Più vado a ritroso più posso trovare dei relitti lessicali in lingue che sono morte: per esempio in gotico mangiare si diceva “itan”, differenza nella vocale radicale.
Ho dunque 3 forme diverse in 3 lingue che ritengo essere imparentate, applico un confronto. I neogrammatici confrontavano forme corrispondenti in lingue che si presuppongono imparentate per individuare la forma originaria, corrispondente alla lingua madre e lo ricostruisco fonema per fonema.
Il primo fonema: ho 2 vocali radicali “e” ed una “i”; applico la legge della maggioranza e devo saper spiegare i possibili scostamenti delle lingue non conformi (gotico). Tutte le “e” brevi del germanico diventano sistematicamente “i” in gotico – ed è un’evoluzione (attestato in più casi il gotico innova rispetto al proto-germanico) spontanea. Il fatto che io possa dare conto in maniera scientifica di questa apparente eccezione del gotico fa propendere per approvare la legge della maggioranza.

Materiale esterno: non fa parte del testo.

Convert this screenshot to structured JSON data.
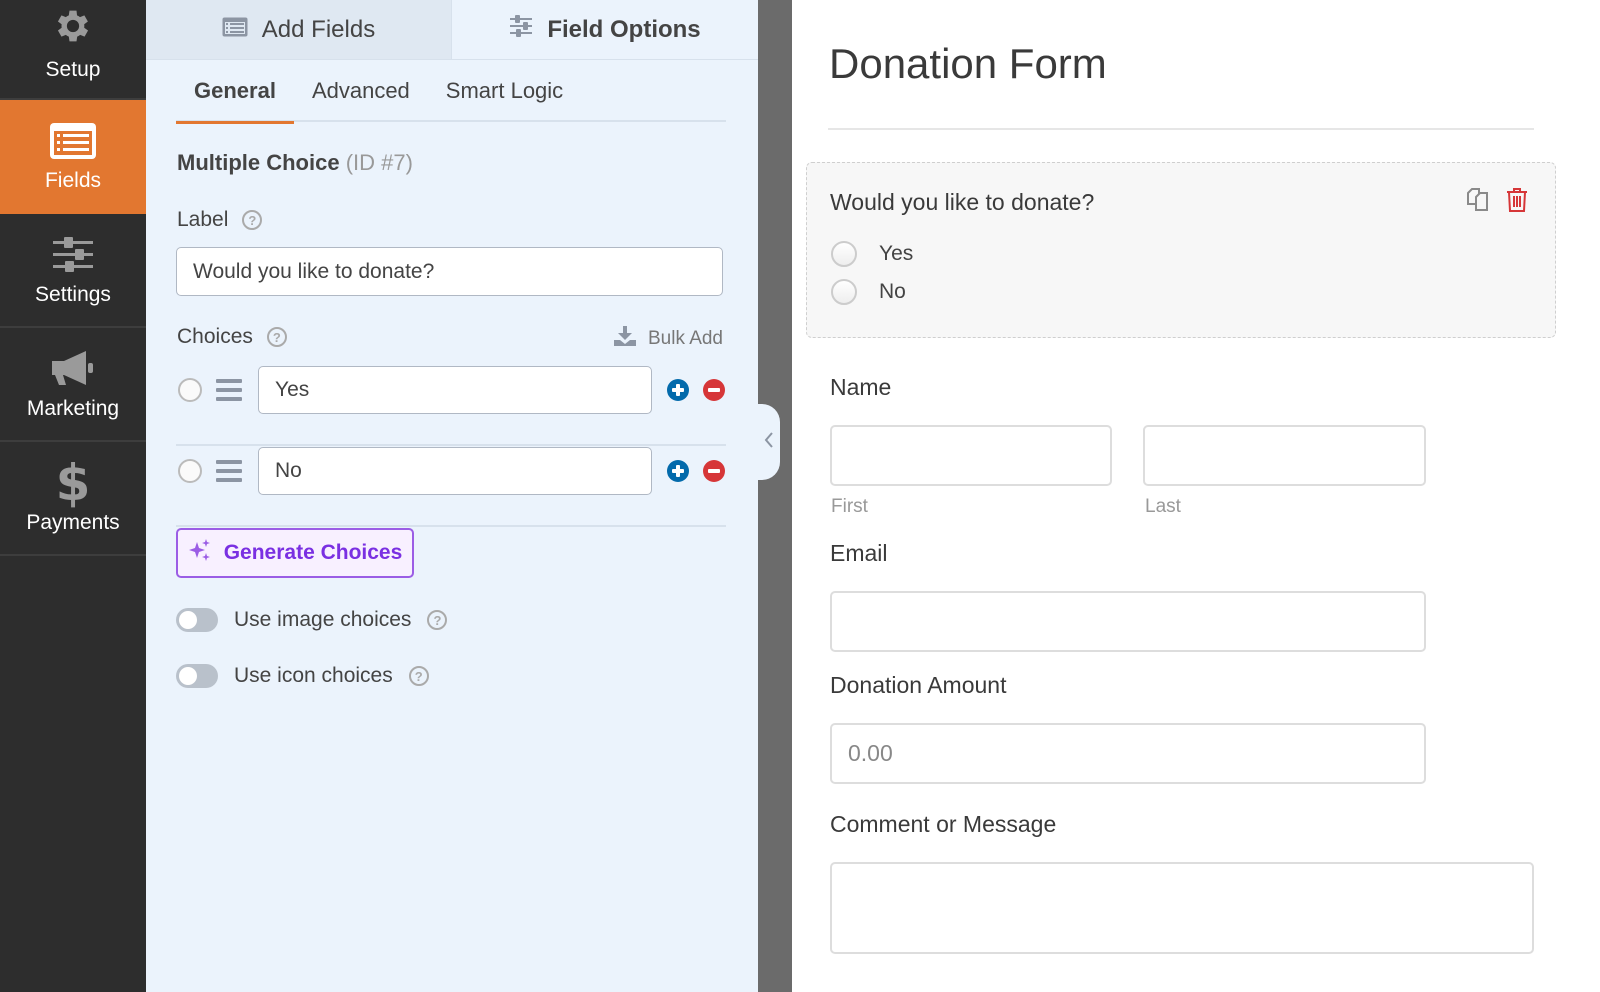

Il secondo fonema: ho un’occlusiva dentale sorda in tutte e tre le forme. Essendoci una coerenza evidente della presenza della “t” e poi costruirò la desinenza. Nella ricostruzione germanica l’infinito di mangiare risulta “etanan”.
Più che la desinenza è la radice comune che devo individuare per individuare una parentela genetica.
Nella ricostruzione linguistica ora andremo a ricostruire anche la lingua nonna delle lingue germaniche: confronterò le forme corrispondenti nelle altre lingue madri. La forma del sanscrito presenta una diversa vocale radicale → “admi”. Per quel che riguarda il secondo fonema il sanscrito concorda con il latino e con il greco, mentre è discordante con il germanico. La lingua nonna indoeuropeo – si ricostruisce con un ragionamento a ritroso fonema per fonema.
Il primo fonema: applico la legge della maggioranza, ricostruisco la “e” poiché presente in 3 forme su 4 e devo saper motivare perché la “e” breve in indoeuropeo diventa “a” sanscrito rispetto all’indoeuropeo (attestato - il sanscrito innova rispetto all’indoeuropeo).
Il secondo fonema, è presente in 3 forme su 4 l’occlusiva sonora. La forma “et” del germanico è innovativa rispetto all’origine. Devo essere certo di motivare la differenza nel germanico e cioè che tutte le “d“ dell’indoeuropeo diventino “t” in germanico, ed è verificato.
La “legge di Grimm” o mutazione consonantica germanica
Un esempio di legge fonetica
- Dell’indoeuropeo le occlusive sonore si desonorizzano sistematicamente in germanico;
- Le occlusive sorde indoeuropee si defricativizzano in germanico, cambiando così il modo di articolazione pur mantenendo invariato il luogo di articolazione.
- Aspirate sonore dell’indoeuropeo le hanno anche loro un’evoluzione sistematica in germanico, l’evoluzione/esito standard è di fricative sonore, cambia il modo di articolazione pur rimanendo invariato il luogo di articolazione. In alcune situazioni specifiche le fricative sonore sviluppano degli allofoni occlusivi.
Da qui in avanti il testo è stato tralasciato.